« Suspiria »
de Dario Argento (1977) est un film si célèbre qu’en faire un remake paraissait
presque tabou. Mais Luca Guadagnino, devenu récemment le plus en vue des
réalisateurs italiens, porte ce projet depuis dix ans. Après avoir tenté de le
faire réaliser par David Gordon Green (qui aura finalement réalisé cette année
le remake d’« Halloween », autre classique du cinéma d’horreur),
c’est finalement lui-même qui s’y est attelé.
Or, sous le
vernis « culte » du « Suspiria » d’Argento, se cache un piètre
film à la narration hasardeuse frisant parfois l’amateurisme, qui vaut surtout
et avant tout pour ses impressionnantes expérimentations chromatiques, et sa
musique originale. Il ne me paraissait donc pas si sacrilège d’en donner une
nouvelle version…
Une grande maîtrise…
Comme il
l’avait promis, Guadagnino n’a pas fait un copié-collé du film d’Argento, dont
il n’a conservé que le squelette, l’intrigue principale. Guadagnino livre un
film beaucoup plus morbide, funèbre, froid, presque à contre-courant de l’extravagant
film d’Argento. La mise en scène installe dès les premières minutes une atmosphère
poisseuse propre à susciter le malaise et l’inquiétude. L’étrangeté nait aussi
de la narration, qui s’éparpille entre différents fils dont on ne saisit pas au
départ les liens.
Un des
points les plus forts de la réalisation de Guadagnino est la représentation de
la danse. La version de 2018 opère ici une correction bienvenue au film de
1977, dans lequel la danse était quasiment absente ou ridiculement filmée (alors
que l’intrigue se déroule dans une école de danse). Ici les scènes de danse
sont impressionnantes d’énergie, faisant ressentir douloureusement (jusqu’au
macabre) la puissance cinétique déployée par les danseuses (et principalement
Dakota Johnson – ou sa doublure ?) pour suivre la chorégraphie.
Une autre
actrice impressionnante est Tilda Swinton, dont la double interprétation est
véritablement bluffante – ce n’est qu’en lisant la presse après le film que
j’ai appris que l’actrice tenait un deuxième rôle.

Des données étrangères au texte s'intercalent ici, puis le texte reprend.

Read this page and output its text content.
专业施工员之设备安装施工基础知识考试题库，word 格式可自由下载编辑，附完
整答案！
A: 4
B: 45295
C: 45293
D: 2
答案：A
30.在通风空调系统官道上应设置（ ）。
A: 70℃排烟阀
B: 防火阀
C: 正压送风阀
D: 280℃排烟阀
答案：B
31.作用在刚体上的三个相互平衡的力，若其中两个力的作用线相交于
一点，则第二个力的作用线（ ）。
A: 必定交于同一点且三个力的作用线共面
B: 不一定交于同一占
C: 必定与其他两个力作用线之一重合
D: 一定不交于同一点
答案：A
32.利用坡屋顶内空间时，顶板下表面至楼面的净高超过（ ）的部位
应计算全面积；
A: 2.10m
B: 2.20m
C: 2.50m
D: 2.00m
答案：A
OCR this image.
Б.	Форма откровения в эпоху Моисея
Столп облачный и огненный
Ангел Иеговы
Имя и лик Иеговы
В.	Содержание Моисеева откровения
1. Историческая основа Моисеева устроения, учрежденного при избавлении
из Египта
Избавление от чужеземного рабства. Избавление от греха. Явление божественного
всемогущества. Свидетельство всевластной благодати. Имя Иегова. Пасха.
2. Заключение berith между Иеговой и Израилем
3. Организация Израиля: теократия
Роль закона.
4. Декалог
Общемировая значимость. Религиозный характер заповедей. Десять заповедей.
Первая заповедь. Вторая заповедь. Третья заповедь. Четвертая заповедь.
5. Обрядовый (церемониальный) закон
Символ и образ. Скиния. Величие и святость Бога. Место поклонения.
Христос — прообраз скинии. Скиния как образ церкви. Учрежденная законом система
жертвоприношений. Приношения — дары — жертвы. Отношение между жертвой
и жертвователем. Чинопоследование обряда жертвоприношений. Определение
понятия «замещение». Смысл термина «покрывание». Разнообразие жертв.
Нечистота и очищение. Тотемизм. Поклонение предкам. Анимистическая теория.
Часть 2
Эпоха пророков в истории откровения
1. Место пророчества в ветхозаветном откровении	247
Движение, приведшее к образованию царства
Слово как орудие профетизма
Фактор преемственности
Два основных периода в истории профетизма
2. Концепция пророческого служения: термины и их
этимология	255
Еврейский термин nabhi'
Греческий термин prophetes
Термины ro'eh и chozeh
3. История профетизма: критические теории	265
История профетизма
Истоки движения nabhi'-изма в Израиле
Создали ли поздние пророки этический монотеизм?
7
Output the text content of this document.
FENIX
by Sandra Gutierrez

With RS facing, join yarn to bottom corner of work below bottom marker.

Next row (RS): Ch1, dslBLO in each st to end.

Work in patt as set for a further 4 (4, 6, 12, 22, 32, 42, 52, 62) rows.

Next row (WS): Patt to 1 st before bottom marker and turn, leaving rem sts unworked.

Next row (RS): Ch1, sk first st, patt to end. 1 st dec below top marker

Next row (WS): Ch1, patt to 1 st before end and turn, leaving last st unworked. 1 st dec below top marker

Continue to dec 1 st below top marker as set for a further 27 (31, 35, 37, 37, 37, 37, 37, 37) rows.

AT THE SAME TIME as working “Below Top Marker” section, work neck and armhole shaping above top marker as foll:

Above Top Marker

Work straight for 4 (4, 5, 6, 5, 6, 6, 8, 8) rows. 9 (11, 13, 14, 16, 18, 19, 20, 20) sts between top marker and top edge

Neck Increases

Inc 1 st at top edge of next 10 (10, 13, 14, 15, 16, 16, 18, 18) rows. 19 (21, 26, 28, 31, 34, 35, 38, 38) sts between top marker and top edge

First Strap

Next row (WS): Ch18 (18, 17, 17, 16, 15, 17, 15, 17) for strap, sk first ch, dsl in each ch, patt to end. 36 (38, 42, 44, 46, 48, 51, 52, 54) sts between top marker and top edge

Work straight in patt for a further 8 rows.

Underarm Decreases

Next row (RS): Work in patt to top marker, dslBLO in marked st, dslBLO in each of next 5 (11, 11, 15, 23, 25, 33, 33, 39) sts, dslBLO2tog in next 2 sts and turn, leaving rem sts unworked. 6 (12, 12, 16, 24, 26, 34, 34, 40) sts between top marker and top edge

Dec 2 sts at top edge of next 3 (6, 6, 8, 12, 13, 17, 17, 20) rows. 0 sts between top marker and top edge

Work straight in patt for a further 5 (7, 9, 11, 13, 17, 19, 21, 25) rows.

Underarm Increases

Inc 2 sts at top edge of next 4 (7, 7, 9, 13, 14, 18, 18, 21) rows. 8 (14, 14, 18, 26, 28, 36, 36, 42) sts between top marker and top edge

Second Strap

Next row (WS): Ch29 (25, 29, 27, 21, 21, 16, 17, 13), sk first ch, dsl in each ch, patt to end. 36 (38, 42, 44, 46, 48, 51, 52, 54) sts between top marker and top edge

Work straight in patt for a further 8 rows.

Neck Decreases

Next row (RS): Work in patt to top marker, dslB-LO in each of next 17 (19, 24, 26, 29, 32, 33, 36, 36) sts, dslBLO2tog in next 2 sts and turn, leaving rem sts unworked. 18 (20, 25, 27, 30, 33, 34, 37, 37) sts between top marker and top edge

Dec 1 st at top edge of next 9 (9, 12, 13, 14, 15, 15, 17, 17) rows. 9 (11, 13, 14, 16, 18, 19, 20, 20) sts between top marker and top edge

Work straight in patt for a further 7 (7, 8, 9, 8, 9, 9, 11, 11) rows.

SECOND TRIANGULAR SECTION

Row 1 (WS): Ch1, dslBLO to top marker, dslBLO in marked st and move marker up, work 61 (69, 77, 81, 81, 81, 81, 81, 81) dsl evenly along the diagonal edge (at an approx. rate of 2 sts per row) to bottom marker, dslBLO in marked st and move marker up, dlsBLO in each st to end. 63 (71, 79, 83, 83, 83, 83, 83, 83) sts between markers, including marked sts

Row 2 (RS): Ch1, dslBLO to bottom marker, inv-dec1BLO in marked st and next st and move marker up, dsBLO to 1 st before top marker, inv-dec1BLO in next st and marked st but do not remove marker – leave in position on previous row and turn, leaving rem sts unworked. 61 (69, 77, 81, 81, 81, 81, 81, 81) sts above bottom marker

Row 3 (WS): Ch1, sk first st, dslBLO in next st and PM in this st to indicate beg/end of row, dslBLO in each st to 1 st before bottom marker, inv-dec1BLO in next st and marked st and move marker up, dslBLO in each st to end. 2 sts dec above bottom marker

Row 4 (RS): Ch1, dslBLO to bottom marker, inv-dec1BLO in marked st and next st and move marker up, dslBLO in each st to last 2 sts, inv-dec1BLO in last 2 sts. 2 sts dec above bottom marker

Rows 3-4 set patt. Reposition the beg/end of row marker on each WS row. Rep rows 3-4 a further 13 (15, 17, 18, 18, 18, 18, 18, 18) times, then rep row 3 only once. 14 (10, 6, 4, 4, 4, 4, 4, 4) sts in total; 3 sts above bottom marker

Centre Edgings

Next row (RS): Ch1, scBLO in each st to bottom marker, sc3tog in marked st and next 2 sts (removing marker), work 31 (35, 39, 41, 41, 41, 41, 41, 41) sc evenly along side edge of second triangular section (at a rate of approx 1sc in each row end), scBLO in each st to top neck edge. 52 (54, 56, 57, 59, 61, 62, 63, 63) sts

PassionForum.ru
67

Et puis, même si c’est
fugitif, il est toujours émouvant de revoir à l’écran Jessica Harper,
l’interprète principale du film original.
…qui relève du bluff
« Suspiria »
de Guadagnino laisse vraiment une impression trouble, car il est difficile de
tenir encore compte des qualités qui viennent d’être énumérées lorsqu’arrive le
dernier acte (sur six) du long-métrage. Le film s’effondre, révélant sa nature
de « soufflé », dans un final où les masques tombent qui confine au
triple exploit gore, déceptif et ridicule. La scène est tellement énorme que c’en
est inénarrable.
Ce final
change totalement l’image que se faisait jusqu’alors le spectateur du film. La
prétention de Guadagnino est soudainement évidente, prétention que l’on pouvait
déjà remarquer par l’agrégation à la trame du scénario original d’Argento de références
insistantes au contexte historique (de la Shoah à la bande à Baader). Pourtant,
la profusion du scénario (le film est divisé en « six actes et un
épilogue »), résultante d’une volonté d’enrichir et de développer
l’histoire originale de « Suspiria », n’a pas fortifié cette nouvelle
version de « Suspiria » mais l’a rendue obèse. Le film de Guadagnino
dure quand même une heure de plus que celui d’Argento !
Ce
« Suspiria » de Guadagnino est donc certes plus impressionnant que
celui d’Argento, mais in fine… tout aussi débile.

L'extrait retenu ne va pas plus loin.